Trauma & Body Connection: The Psoas, Vagus Nerve and Fascia
- karin van der zwan

- Mar 31
- 2 min read

Trauma healing is not only psychological.It is deeply physical.
The connection between trauma and the body lives in three essential structures:the psoas muscle, the vagus nerve, and the fascia.
Understanding this trauma & body connection changes how we approach healing.
The Psoas Muscle
Deep in your core lies what is often called the “muscle of the soul” — the psoas muscle.
The psoas contracts in danger: fight, flight, freeze.Under long-term stress or trauma, it may never fully release.
When the psoas remains contracted, the pelvis is pulled into a chronic survival posture.
This can contribute to chronic pain and digestive issues, as the psoas pulls the diaphragm downward and tightens the lower belly.
The result is shallow, chest-based breathing and difficulty accessing a full, relaxed inhale.
In trauma healing, restoring softness and mobility to the psoas is often essential.
The psoas stores the memory of unsafety.Unresolved emotions cannot release until conscious healing begins.
The Vagus Nerve
The vagus nerve — the great wandering nerve — connects gut, heart, lungs, throat, and brain.
In safety, it supports calm regulation. The breath flows freely.
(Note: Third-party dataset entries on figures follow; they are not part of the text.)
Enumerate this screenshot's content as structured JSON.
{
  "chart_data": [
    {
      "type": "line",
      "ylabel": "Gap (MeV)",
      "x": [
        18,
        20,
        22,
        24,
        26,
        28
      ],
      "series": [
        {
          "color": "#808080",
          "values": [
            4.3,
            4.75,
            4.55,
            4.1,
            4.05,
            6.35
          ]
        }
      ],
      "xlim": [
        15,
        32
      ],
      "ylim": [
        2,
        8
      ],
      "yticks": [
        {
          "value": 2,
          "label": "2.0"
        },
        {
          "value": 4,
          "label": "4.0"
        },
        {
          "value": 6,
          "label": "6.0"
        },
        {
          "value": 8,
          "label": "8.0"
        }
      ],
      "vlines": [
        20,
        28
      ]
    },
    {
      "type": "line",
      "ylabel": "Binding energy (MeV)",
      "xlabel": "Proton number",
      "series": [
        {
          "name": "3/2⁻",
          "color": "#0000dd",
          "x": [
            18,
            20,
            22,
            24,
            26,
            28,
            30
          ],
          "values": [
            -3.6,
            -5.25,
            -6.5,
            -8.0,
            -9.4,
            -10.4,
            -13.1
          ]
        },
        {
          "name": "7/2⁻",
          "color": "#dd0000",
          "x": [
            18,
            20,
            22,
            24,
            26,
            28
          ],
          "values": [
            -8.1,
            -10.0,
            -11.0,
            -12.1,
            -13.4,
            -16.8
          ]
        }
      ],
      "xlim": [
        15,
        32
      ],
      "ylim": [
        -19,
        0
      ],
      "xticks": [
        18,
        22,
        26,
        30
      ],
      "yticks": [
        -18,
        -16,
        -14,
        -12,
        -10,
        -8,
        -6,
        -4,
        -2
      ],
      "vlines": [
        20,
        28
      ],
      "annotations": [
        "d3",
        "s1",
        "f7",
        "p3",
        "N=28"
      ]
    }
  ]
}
Connection feels open.
But trauma — especially emotional or sexual violence — can block this flow.
Vagal shutdown keeps the body in immobility. Breath becomes almost invisible.
When root and sacral energy contract, this energetic block can rise toward the throat.
This is why many trauma survivors struggle to voice pain, emotions, and boundaries for years — until trauma healing begins. Chronic freeze paralyses them and keeps them silent.
Supporting vagus nerve regulation is a core part of nervous system healing.
The Fascia
Fascia is the body’s connective web. It responds to stress like a sponge.
This tissue is found throughout the entire body — from the top of your head to the tips of your toes.
It wraps around organs, muscles, bones, and nerves.
Under trauma, fascia tightens and thickens around wounded areas.
It can become a living archive of memory — creating subtle full-body armor.
When fascia hardens, the ribcage, abdomen, and diaphragm cannot expand freely.
Breath becomes restricted. Movement becomes guarded.
This thickened tissue can mute emotions and boundaries — until conscious healing invites release.
Trauma healing is not just the mind. It lives in these silent structures. In the breath.
In the body. Waiting to be freed.
In my healing practice, we work gently through breath, body awareness, and nervous system regulation — to release what words alone cannot.